The leadership dimension is not peripheral to any of this. A children's home cannot be genuinely therapeutic by accident or by aspiration alone. It requires a registered manager who can hold the therapeutic model under pressure — who knows what the model requires when a young person has destroyed a room, when a staff member is struggling, when a commissioner is asking questions about whether a placement can continue — and who treats model fidelity as a non-negotiable dimension of quality rather than a preference. It requires a culture in which reflective practice is not the first thing that disappears when the rota is short or the week has been difficult.
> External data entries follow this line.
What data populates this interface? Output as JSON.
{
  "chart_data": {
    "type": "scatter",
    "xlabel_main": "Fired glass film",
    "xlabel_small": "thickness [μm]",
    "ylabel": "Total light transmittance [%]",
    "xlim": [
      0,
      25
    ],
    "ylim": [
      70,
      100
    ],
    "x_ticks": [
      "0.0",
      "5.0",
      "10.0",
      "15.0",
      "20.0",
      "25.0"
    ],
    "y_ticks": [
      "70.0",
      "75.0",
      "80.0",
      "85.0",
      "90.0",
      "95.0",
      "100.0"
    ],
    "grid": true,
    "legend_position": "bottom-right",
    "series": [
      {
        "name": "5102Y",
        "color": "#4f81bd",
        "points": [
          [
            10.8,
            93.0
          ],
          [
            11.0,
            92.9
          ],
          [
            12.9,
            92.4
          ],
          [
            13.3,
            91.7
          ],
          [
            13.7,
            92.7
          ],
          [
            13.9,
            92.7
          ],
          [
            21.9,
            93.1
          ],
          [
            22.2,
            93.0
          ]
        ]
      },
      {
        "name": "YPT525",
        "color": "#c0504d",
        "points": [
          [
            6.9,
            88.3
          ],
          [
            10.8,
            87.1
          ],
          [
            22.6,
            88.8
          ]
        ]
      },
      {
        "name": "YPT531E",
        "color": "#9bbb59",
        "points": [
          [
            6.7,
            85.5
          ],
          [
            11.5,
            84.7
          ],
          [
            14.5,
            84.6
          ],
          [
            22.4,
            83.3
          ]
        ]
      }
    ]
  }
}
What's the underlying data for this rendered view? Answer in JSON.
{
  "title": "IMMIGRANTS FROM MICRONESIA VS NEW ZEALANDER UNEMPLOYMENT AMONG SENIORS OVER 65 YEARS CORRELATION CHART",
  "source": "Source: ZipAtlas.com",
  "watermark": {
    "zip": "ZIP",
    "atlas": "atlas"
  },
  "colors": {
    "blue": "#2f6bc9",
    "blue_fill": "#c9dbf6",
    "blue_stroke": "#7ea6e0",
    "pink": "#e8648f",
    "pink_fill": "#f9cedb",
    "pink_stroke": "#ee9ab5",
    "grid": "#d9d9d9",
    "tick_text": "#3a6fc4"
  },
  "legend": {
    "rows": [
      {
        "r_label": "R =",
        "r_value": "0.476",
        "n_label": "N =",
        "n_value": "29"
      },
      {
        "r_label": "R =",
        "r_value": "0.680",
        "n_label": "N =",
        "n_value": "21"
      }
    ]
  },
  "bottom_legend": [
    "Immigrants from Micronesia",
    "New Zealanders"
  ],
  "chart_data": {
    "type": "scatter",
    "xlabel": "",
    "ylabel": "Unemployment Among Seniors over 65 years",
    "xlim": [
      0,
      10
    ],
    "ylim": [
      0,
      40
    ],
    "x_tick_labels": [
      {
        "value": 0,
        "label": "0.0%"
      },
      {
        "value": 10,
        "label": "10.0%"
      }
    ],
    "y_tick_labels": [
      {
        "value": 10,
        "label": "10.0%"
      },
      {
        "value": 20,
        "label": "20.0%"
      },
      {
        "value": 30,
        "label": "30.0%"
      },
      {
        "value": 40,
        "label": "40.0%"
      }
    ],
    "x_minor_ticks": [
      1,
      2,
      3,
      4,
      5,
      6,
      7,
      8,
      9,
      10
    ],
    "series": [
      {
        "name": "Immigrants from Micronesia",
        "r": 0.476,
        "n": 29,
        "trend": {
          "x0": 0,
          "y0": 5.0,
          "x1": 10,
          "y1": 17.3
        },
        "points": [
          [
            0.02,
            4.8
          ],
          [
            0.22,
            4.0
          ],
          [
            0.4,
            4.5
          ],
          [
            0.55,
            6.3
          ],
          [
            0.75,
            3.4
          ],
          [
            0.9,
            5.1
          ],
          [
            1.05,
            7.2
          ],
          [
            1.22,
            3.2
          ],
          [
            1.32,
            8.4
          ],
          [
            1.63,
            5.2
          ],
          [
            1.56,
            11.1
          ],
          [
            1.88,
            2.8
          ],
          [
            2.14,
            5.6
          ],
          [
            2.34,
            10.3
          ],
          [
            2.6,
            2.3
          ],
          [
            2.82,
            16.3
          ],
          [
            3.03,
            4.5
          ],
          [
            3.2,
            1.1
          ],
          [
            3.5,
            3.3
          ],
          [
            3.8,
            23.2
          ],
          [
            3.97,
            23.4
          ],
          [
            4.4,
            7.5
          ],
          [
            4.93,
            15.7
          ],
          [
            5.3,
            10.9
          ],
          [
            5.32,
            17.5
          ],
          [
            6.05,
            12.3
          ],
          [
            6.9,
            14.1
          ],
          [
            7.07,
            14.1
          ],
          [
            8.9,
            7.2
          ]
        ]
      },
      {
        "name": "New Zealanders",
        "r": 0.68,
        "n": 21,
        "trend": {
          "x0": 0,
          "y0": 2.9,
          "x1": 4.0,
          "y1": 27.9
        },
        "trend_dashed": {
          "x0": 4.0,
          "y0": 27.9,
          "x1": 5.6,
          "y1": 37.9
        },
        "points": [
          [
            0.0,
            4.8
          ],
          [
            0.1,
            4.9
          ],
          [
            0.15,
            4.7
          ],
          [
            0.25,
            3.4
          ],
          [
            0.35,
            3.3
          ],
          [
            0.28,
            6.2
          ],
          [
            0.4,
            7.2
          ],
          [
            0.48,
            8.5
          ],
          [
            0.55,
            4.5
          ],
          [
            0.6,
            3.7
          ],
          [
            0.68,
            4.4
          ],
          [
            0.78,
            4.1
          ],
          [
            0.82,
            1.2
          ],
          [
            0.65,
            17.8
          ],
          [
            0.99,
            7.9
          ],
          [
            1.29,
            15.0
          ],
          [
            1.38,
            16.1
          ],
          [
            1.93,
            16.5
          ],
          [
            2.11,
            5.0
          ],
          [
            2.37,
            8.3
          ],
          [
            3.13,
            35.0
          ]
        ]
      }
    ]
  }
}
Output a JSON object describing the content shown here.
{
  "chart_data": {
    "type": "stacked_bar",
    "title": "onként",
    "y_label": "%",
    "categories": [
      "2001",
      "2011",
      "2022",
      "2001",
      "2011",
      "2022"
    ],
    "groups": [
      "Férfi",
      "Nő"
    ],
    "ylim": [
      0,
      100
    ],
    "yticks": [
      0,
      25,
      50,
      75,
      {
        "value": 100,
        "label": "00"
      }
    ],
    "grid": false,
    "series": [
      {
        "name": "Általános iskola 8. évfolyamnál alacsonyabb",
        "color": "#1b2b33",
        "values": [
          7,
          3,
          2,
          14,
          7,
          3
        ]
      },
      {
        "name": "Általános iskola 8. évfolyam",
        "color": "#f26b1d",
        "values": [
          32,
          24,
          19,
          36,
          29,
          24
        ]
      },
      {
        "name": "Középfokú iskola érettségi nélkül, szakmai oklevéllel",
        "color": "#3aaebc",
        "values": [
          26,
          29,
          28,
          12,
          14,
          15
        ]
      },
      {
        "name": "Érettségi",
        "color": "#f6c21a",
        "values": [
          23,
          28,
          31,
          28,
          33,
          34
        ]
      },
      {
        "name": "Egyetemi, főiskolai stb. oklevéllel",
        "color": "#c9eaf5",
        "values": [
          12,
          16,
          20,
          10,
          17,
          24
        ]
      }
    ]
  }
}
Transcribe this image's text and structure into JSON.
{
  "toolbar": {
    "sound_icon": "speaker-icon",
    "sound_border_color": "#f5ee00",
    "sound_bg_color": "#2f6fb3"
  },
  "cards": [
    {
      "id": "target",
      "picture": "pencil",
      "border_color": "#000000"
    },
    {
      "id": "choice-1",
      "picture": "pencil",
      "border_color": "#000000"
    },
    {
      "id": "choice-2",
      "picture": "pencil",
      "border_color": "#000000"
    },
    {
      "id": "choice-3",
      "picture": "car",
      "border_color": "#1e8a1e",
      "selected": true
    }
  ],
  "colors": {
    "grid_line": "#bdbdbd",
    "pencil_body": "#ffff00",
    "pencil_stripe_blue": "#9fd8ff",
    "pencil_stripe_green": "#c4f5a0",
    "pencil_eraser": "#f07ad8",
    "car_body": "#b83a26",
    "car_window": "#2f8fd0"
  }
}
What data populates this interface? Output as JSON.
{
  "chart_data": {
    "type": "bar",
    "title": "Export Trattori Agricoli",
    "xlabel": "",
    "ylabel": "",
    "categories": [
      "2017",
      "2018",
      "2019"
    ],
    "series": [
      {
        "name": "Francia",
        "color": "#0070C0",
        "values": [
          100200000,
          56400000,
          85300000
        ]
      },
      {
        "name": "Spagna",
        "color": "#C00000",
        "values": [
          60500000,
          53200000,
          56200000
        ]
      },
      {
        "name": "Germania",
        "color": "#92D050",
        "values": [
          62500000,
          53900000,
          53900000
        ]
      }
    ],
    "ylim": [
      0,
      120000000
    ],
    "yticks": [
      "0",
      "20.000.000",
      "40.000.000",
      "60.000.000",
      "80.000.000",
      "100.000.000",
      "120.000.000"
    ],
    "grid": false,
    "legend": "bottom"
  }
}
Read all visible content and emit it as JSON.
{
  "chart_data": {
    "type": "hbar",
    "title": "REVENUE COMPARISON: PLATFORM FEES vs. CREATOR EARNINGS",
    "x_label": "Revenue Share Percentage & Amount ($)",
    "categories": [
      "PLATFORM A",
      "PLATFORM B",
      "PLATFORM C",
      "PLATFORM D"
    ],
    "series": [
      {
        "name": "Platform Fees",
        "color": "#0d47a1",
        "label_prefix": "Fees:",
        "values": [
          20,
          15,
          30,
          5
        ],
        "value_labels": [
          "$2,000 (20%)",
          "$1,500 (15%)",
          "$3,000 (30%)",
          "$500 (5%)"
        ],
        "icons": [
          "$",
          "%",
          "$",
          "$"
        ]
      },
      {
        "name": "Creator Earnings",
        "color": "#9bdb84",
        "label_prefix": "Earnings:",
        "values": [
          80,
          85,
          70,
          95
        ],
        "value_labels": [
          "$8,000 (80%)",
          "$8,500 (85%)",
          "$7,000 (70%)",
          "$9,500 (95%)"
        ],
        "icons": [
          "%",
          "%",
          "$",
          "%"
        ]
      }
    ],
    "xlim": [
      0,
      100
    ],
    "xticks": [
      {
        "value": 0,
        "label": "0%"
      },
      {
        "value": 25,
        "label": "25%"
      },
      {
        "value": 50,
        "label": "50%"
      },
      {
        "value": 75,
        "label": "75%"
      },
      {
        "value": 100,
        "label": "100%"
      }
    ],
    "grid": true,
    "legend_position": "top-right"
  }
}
It requires a willingness to be honest — with commissioners, with placing authorities, with Ofsted — about what a home can and cannot do therapeutically, rather than accepting referrals for young people whose needs exceed what the service is actually equipped to provide therapeutically. The homes that do this work best are typically those in which the language of the model runs through everything: supervision notes, team meetings, incident debriefs, and keywork sessions are all recognisably informed by the same framework. The model is not a veneer; it is the operating system. What the sector needs is not more homes that describe themselves as therapeutic. It needs far fewer homes that do not know what they mean by the word — and the willingness to name that distinction clearly, even when doing so is uncomfortable.